Dans un contexte de francophonie grandissante au Nunavut, les organismes francophones se sont envolés dans l’ouest du territoire du 28 au 30 juin dernier. Une première initiative du genre, très attendue par les locuteurs du français. Après des semaines de préparation et d’appel à rencontre dans la deuxième plus grande communauté du Nunavut (2000 habitants), Marie-France Talbot (Centre de formation Qaujimaniq), Samia Salomon (Femmes et égalité des genres) et Annie Laroque (Commission scolaire francophone du Nunavut) ont pu recueillir les attentes de ces francophones en milieu minoritaire, qui plus est dans des communautés éloignées de la capitale.
« Des défis supplémentaires »
Gestionnaire du Centre de formation, Marie-France Talbot s’est dit très agréablement surprise de l’accueil réservé par la quinzaine de francophones qui avait favorablement répondu à l’appel : « On sentait que c’était un moment attendu.
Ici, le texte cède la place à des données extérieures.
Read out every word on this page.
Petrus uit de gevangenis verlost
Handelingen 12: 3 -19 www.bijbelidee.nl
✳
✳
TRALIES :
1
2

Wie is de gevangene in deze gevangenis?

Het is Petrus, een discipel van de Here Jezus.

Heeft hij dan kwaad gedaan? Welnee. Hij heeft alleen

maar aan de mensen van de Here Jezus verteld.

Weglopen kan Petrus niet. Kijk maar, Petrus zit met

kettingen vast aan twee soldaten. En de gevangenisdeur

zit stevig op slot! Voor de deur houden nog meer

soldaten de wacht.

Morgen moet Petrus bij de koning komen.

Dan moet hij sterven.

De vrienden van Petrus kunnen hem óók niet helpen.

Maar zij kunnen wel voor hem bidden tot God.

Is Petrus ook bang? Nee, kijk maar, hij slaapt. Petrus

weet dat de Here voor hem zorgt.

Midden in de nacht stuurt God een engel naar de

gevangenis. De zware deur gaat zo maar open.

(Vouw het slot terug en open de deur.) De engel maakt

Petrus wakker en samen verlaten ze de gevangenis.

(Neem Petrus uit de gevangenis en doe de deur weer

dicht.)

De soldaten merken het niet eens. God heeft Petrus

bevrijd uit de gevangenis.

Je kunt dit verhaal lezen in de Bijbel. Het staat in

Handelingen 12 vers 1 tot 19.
Il y a beaucoup d’attentes, que ce soit en matière de services mais aussi de représentation. Ils nous avaient même préparé tout une liste de besoins et de volontés dans un tableau de trois pages ! ».
Dans ce tableau divisé en trois catégories (court, moyen et long terme), les francophones ont donc pu exprimer leurs priorités pour maintenir le français et s’épanouir dans la langue de Molière.
« Ils font face à des défis supplémentaires que nous à Iqaluit. Il n’y a pas de garderie francophone, pas d’école non plus. Les enfants évoluent dans un environnement anglophone toute la journée et c’est parfois difficile de reprendre la main en français à la maison »
Parmi ces priorités dressées, remontent notamment plus d’inclusion, des programmes d’insertion pour nouveaux arrivants francophones, l’extension des services francophones déjà présents à Iqaluit en matière d’éducation, de justice et de santé, ou encore le développement d’activités culturelles. « Ce sont des francophones qui ont déjà vécu à Iqaluit » contextualise la gestionnaire du Centre de formation, avant de poursuivre :
« Le mot d’ordre c’était : ne nous oubliez pas ! »

De nombreuses volontés ont été exprimées lors de ces rencontres.
Féminisme et égalité des genres : une volonté de s’organiser
Récemment déployé sur le territoire, le projet Femmes et égalité des genres porté par l’Association des francophones du Nunavut (AFN), et mené par Samia Salomon, a suscité un grand intérêt à l’ouest de la baie d’Hudson. « Les femmes rencontrées connaissaient déjà notre démarche. Il y a eu beaucoup d’intérêt, c’est la première fois qu’un groupe vient à leur rencontre » introduit la chargée de projet. Elle explique également que ces femmes francophones s’organisaient déjà entre elles pour des rencontres et des activités, mais de façon non officielle.
« Désormais, il y a cette volonté de se structurer, comme avoir un bureau ici à Rankin Inlet par exemple ou du soutien financier pour organiser des activités. »

: Marie-France Talbot (à gauche), Annie Laroque (au centre) et Samia Salomon (droite) espèrent pouvoir renouveler l’opération dans d’autres communautés.
Éducation en français : des possibilités explorées
Afin de sonder les divers besoins sur le plan de l’éducation, la formation et d’employabilité, les émissaires francophones ont également rencontré la Chambre des commerces de la région du Kivalik, l’organisme communautaire Ilitaqsiniq ainsi que le district d’éducation.
Directrice de la Commission scolaire francophone du Nunavut, Annie Laroque a échangé plusieurs familles pour évaluer les besoins sur le plan éducatif.
« L’objectif était de voir si elles étaient prêtes à recevoir une éducation francophone. Il y a un potentiel d’une quinzaine d’élèves. L’approche a vraiment été positive, les parents sont engagés et nous allons pouvoir travailler avec eux »
Parmi les pistes explorées par la Commission scolaire, Annie Laroque évoque la possibilité d’installer un enseignant francophone dans les écoles. Un modèle hybride est également mis en avant, avec la mise à disposition d’un éventuel local pour suivre des cours en ligne. « Le district a fait preuve d’une belle ouverture. Ils seraient gagnants sur le volet immersion, pour le français en seconde langue » se réjouit-elle, avant de conclure : « Il va falloir désormais voir avec le gouvernement du Nunavut pour obtenir les autorisations nécessaires ».